Второй раунд присоединения польских территорий к Российской империи связан с правлением Александра I. В 1815 г. после победы над Наполеоном в состав Российской империи вошли польские земли, принадлежавшие с конца XVIII в. Пруссии, а затем образовавшие по решению Наполеона Герцогство Варшавское. Эти территории стали частью Российской империи в рамках совершенно иного политического статуса. Риторика присоединения не только не апеллировала категориями завоевания (как можно было бы ожидать по окончании войны), но, напротив, была развернута в сторону признания политической субъектности этих территорий. Именно такой формат был предложен Александром I во время Венского конгресса в 1814–1815 гг. После продолжительной дискуссии и не без серьезного нажима со стороны российского императора он был одобрен странами – участницами конгресса[16]. Иными словами, российский император счел необходимым не просто выдвинуть идею особости польских территорий, их политической субъектности, но и оформить это как коллективное европейское решение.

Результатом стало создание на западной границе Российской империи такой необычной в политическом отношении структуры, как Царство Польское (в терминологии, имевшей хождение в Польше, – Королевство Польское). В 1815 г. император Александр I даровал этой территории конституцию. Административный аппарат в значительной мере остался прежним, официальными языками делопроизводства были польский и французский, конфессиональная политика не имела целью насаждение православия, а налоговые сборы не уходили в казну Российской империи.

Польские земли, вошедшие в состав Российской империи в екатерининские времена, не стали при этом частью Царства Польского. Это создавало сложный комплекс отношений между Александром I и поляками, поскольку император поддерживал существовавшие надежды на присоединение аннексированных Екатериной II территорий (по крайней мере Литвы) к Царству Польскому, но так и не решился реализовать данное обещание.

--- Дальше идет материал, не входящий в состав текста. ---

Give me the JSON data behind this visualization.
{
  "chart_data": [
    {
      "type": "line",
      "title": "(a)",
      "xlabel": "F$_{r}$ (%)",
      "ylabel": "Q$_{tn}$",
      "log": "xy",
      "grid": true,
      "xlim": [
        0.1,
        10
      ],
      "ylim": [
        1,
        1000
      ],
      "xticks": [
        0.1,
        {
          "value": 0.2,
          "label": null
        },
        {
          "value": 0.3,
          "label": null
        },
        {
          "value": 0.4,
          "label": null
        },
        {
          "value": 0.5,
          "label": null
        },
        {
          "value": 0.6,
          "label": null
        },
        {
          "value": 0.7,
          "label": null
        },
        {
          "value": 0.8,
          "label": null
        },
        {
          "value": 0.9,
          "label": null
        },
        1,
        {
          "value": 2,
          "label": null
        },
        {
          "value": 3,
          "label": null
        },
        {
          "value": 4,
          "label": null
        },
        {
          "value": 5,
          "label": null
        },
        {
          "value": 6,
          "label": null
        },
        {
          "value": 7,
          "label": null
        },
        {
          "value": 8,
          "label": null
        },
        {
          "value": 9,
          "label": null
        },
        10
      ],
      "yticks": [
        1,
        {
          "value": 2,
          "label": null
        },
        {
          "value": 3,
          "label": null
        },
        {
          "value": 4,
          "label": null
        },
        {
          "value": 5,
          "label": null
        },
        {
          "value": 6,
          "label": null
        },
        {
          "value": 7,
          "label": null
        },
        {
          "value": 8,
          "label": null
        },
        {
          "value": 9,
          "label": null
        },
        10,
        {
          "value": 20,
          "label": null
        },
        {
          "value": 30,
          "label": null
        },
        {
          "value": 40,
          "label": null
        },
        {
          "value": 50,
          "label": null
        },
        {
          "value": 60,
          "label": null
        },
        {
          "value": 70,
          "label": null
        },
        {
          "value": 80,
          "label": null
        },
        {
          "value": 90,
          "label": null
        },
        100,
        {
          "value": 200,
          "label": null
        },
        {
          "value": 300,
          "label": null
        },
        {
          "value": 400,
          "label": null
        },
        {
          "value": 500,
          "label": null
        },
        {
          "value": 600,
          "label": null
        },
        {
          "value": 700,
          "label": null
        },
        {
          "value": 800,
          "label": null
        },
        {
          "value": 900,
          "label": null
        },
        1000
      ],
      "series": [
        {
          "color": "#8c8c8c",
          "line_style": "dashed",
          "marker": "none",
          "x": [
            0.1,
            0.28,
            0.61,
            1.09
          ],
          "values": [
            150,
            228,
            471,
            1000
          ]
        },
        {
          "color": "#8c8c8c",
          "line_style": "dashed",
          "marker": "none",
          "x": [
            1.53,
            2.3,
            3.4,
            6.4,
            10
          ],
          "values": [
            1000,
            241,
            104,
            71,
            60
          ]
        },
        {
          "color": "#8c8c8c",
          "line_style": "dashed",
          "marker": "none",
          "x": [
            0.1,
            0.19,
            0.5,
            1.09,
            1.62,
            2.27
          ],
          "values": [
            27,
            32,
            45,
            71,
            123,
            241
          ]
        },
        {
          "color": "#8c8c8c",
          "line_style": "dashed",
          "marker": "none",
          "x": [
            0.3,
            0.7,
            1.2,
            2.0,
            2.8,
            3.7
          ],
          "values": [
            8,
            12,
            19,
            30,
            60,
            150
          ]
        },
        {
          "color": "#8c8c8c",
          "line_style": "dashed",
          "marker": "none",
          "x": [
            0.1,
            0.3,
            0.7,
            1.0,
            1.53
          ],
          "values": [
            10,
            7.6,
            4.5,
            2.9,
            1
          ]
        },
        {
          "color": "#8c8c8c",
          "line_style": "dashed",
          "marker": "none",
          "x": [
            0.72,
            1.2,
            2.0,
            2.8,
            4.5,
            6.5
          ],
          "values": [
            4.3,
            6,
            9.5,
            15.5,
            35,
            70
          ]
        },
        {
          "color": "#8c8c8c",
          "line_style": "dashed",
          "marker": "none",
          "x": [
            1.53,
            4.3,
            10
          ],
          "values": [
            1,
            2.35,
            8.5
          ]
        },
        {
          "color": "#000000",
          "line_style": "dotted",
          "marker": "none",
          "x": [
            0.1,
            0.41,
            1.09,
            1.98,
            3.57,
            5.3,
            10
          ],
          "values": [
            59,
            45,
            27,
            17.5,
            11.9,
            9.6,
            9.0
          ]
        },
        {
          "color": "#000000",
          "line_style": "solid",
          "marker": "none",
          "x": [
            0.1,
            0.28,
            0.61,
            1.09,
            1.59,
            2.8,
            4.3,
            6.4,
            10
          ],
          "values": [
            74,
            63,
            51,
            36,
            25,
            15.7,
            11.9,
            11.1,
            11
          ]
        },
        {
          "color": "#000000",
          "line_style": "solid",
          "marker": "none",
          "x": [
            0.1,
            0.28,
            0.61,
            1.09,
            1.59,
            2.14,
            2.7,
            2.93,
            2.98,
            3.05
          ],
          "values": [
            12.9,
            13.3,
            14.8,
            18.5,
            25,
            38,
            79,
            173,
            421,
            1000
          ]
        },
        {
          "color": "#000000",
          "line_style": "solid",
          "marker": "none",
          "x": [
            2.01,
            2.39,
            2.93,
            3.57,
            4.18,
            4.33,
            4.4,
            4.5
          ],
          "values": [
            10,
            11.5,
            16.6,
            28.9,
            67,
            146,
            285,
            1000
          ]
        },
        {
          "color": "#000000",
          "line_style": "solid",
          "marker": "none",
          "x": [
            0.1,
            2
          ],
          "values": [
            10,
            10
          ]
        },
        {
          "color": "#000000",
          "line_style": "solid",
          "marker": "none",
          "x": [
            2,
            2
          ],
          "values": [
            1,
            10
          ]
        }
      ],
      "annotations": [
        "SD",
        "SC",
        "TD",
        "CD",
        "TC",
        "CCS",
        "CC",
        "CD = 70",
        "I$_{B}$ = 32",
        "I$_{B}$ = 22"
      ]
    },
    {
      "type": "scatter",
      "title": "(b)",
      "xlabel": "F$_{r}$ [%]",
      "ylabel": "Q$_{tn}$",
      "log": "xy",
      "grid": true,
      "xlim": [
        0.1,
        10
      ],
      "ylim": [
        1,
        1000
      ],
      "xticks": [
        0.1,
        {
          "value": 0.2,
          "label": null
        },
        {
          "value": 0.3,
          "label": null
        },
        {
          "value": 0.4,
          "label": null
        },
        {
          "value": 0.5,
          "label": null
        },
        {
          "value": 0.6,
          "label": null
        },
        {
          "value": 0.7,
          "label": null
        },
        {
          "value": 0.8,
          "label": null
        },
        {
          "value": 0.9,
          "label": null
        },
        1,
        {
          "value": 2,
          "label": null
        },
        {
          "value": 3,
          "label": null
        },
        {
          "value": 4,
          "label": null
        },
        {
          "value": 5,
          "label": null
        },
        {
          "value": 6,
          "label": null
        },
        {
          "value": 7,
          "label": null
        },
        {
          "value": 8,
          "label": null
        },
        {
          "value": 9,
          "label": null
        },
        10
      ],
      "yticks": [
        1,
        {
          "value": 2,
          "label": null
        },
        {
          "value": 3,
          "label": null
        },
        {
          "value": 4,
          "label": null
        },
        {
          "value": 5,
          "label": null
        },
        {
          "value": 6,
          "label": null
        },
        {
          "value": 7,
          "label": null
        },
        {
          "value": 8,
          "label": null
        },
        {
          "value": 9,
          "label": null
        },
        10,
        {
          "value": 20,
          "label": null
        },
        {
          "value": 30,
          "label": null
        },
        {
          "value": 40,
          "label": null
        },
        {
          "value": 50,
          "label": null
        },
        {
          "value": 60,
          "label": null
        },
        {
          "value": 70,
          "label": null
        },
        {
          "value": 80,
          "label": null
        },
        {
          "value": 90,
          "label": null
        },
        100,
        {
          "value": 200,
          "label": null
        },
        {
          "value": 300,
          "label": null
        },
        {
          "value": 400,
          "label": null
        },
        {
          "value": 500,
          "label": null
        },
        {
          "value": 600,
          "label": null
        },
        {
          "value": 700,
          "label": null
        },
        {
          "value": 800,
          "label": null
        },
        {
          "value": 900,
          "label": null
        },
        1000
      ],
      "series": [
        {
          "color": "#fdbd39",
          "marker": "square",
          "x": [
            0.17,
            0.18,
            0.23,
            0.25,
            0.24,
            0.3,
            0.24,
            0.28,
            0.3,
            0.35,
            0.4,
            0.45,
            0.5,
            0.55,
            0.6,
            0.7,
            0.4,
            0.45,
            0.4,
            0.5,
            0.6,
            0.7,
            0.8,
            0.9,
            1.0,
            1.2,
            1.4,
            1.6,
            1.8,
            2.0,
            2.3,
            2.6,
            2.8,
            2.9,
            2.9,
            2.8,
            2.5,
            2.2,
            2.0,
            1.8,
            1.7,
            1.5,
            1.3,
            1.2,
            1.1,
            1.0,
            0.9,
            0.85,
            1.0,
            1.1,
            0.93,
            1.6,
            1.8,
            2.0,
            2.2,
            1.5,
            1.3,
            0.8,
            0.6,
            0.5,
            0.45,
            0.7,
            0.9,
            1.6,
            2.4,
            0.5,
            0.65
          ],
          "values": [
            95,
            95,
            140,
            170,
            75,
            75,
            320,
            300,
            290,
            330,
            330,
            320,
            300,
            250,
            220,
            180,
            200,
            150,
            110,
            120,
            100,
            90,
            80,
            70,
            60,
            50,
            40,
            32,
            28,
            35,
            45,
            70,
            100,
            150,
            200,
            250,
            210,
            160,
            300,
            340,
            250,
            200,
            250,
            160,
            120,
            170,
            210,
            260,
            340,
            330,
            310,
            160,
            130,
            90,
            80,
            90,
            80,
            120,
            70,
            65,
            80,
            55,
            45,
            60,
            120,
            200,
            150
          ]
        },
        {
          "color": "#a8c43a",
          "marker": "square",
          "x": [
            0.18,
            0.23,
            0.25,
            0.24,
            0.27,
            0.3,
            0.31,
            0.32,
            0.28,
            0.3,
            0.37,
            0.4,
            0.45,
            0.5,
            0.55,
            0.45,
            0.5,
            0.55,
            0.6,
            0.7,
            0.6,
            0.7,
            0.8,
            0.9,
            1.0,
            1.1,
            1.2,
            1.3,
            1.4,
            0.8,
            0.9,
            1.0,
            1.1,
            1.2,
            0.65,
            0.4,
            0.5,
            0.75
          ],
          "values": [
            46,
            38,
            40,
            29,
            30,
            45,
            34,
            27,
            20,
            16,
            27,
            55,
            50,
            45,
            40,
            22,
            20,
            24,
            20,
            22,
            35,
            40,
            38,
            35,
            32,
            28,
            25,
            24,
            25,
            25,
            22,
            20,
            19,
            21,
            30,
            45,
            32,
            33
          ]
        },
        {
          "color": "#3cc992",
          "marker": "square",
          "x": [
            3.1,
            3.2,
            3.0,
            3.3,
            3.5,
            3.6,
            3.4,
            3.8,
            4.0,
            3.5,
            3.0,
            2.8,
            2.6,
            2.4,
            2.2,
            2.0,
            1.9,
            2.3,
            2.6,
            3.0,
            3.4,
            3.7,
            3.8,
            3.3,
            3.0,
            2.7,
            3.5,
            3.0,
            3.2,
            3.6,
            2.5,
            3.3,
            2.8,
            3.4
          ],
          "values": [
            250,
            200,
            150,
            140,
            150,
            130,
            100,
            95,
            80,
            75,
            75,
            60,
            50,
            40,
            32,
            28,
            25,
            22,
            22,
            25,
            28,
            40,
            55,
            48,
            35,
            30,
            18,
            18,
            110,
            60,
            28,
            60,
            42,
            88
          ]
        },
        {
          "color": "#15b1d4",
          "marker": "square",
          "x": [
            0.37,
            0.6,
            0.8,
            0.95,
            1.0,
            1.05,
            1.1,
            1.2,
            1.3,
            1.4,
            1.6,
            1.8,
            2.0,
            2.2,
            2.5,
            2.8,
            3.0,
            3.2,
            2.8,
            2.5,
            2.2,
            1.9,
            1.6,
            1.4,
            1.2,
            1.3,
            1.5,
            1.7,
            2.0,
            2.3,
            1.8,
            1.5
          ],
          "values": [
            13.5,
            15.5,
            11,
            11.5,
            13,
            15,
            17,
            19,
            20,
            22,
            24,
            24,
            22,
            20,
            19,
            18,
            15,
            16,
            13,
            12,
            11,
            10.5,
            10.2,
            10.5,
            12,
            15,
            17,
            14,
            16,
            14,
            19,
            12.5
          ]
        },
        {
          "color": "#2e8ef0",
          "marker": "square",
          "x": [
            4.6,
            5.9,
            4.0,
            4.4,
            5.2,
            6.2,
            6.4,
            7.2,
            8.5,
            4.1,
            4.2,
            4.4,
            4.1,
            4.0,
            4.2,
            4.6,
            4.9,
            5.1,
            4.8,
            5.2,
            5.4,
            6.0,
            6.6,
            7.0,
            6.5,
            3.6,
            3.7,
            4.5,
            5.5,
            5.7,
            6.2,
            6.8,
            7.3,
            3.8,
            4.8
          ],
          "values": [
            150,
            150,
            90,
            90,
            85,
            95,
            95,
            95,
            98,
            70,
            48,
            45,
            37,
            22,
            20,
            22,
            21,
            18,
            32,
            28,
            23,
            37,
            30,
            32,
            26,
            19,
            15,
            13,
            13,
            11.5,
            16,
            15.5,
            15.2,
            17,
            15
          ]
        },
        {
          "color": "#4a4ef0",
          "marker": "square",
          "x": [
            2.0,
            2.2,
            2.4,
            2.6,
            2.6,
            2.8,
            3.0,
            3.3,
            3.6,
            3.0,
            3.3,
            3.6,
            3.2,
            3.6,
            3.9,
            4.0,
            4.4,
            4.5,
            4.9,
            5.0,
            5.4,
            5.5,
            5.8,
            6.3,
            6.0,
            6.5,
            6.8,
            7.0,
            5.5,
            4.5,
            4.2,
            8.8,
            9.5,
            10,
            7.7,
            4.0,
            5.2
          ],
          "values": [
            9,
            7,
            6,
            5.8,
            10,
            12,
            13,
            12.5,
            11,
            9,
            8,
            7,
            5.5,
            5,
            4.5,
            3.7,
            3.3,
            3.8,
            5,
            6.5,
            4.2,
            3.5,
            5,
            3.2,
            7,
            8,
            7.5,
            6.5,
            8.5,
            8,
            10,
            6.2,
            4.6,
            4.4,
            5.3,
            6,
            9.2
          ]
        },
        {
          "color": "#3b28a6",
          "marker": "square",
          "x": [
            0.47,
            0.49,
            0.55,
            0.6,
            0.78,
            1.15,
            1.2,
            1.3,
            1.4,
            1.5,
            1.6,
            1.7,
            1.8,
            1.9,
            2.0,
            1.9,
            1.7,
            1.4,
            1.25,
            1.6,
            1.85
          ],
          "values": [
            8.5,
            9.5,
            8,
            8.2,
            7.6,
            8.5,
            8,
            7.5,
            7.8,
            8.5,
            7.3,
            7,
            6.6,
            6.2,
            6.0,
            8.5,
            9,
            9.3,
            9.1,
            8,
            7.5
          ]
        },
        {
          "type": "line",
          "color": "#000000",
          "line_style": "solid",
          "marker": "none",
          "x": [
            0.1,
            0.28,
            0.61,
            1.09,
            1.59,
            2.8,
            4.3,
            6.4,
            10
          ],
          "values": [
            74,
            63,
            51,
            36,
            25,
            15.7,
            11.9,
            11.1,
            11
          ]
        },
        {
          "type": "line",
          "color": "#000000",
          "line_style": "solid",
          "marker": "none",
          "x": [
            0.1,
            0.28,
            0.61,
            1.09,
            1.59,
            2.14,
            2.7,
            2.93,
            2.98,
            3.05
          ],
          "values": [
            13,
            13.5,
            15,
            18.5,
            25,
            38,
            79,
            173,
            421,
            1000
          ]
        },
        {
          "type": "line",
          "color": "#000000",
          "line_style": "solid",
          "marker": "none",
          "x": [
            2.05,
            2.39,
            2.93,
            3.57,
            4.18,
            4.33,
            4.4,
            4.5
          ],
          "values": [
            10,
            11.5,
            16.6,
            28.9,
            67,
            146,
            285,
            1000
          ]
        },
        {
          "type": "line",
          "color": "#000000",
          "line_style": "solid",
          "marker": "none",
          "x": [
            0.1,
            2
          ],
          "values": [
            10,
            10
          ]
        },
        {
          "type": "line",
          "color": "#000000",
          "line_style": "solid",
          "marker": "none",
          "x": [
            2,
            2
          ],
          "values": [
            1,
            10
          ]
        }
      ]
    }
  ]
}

Политика императора Александра I в отношении Польши – его чрезвычайное расположение к полякам, стремление почти каждый год посещать свою польскую столицу[17] – вызывала у его российских подданных самые разные, часто резко негативные реакции. Причиной тому были как события двухсотлетней давности (участие Речи Посполитой в политическом кризисе Московского царства начала XVII в., включавшее в себя военную интервенцию и захват Смоленска и Москвы), формирование памяти о которых пришлось на начало XIX в., так и события недавнего прошлого. Для представителей российской – особенно военной – элиты активное участие поляков в походе на Россию в составе наполеоновских войск в 1812 г. было частью личной памяти. Однако с вхождением Царства Польского в состав империи упоминание о военных столкновениях между Россией и Польшей не только не приветствовалось властью, но и в значительной мере перешло в зону табуирования. Забывание недавнего противостояния двух стран при Бородино и Березине, с одной стороны, и попытка выстраивания концепции единства двух народов, с другой, стали новой политической стратегией правящей элиты.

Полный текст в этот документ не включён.